In the United States, where food is relatively easy to come by for most of the population, roughly $165 billion worth of it is wasted every year. That’s enough to fill 730 college football stadiums. And of the food that is wasted, the majority of it is at the household level.
“In a consumer-based culture, food can become easily devalued, especially when it’s relatively cheap, as it is in the U.S., for the most part. And that ends up being a driver for food waste,” said Chris Wharton, assistant dean of innovation and strategic initiatives at Arizona State University’s College of Health Solutions.
“But if you can show people how much they’re wasting and what that means in terms of dollars and cents or lost opportunities for their kids to eat nutritious fruits and vegetables, then you have put value back in the food, and that could potentially drive down food waste.”
Wharton and colleagues recently published a study on the subject in the journal Resources, Conservation and Recycling that employed a values-based intervention in an attempt to reduce household food waste in 53 families in the Phoenix area. The study was funded by a $100,000 grant from Rob and Melani Walton Sustainability Solutions in partnership with the city of Phoenix.
Over the course of five weeks, the families that participated in the study were given instructions to read and view different educational material each week that focused on such topics as proper food storage and how to decipher expiration dates. Along with each week’s topic, the educational material also highlighted three values commonly associated with food: cost, health and environmental impact.
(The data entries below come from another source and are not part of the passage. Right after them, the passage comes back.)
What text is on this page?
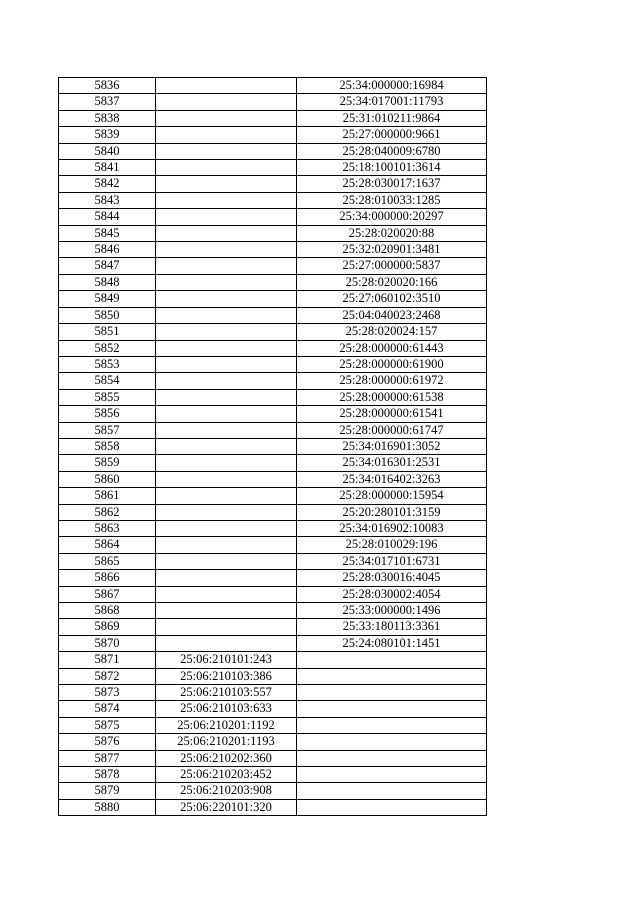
5836		25:34:000000:16984
5837		25:34:017001:11793
5838		25:31:010211:9864
5839		25:27:000000:9661
5840		25:28:040009:6780
5841		25:18:100101:3614
5842		25:28:030017:1637
5843		25:28:010033:1285
5844		25:34:000000:20297
5845		25:28:020020:88
5846		25:32:020901:3481
5847		25:27:000000:5837
5848		25:28:020020:166
5849		25:27:060102:3510
5850		25:04:040023:2468
5851		25:28:020024:157
5852		25:28:000000:61443
5853		25:28:000000:61900
5854		25:28:000000:61972
5855		25:28:000000:61538
5856		25:28:000000:61541
5857		25:28:000000:61747
5858		25:34:016901:3052
5859		25:34:016301:2531
5860		25:34:016402:3263
5861		25:28:000000:15954
5862		25:20:280101:3159
5863		25:34:016902:10083
5864		25:28:010029:196
5865		25:34:017101:6731
5866		25:28:030016:4045
5867		25:28:030002:4054
5868		25:33:000000:1496
5869		25:33:180113:3361
5870		25:24:080101:1451
5871	25:06:210101:243	
5872	25:06:210103:386	
5873	25:06:210103:557	
5874	25:06:210103:633	
5875	25:06:210201:1192	
5876	25:06:210201:1193	
5877	25:06:210202:360	
5878	25:06:210203:452	
5879	25:06:210203:908	
5880	25:06:220101:320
“Food waste is as much about the knowledge and the skills needed to reduce it as it is about the values we associate with the food that we buy,” Wharton said.
At the end of each week, participants weighed and logged how much food waste they had accumulated using a clear plastic bin to store the waste and a food-grade scale to weigh it.
“That was one of the novelties of the study, because that type of objective measurement hasn’t really been employed before,” Wharton said. “Food waste — like so many other things that we throw out every day, like plastic — it just goes into this magic bucket, the trash can, and it just disappears. But if you can see it, then it starts to tell you something about what it means for that to accumulate, day to day, week to week, month to month, year to year.”
In fact, in qualitative data obtained from participants’ exit interviews following the study, several families reported that watching their food waste build up in the clear bin acted as a sort of feedback mechanism that prompted them, and even their kids, to want to waste less.
The results of the study showed that the intervention was successful in reducing the families’ food waste by an average of 28%. And in a follow-up measurement taken two weeks after the intervention, researchers noted a slight increase in food waste from the families’ postintervention percentage, but still an overall significantly lower percentage of food waste than their baseline amount, measured before the intervention.
While those results are statistically significant, the study only scratched the surface of understanding the values we associate with food and how they influence food waste behavior. Going forward, Wharton and his colleagues want to learn more about that in order to develop a predictive model to improve future interventions.
“The approach to revaluate food by trying to attach it to concerns about the environment or health or finances played out interestingly, because different participants found different things more or less important, so it’s not totally clear yet what all the drivers of food waste are amongst individuals,” he said.
“There’s some sense (according to research) that the elderly may waste a little bit less than younger generations or that wealthier families waste a little bit more than less wealthy families. But there’s just not any real consensus in the literature on what predisposes people to waste more or less. There are lots of factors that I think could be really important, like culture, emotions and habitation. And if we can figure out what those are, we can develop better interventions.”
Wharton encourages any families interested in reducing their own food waste to visit the website where the same educational materials used by study participants are accessible to the general public.
“Certainly any family can do this,” he said. “It just takes a little initiative.”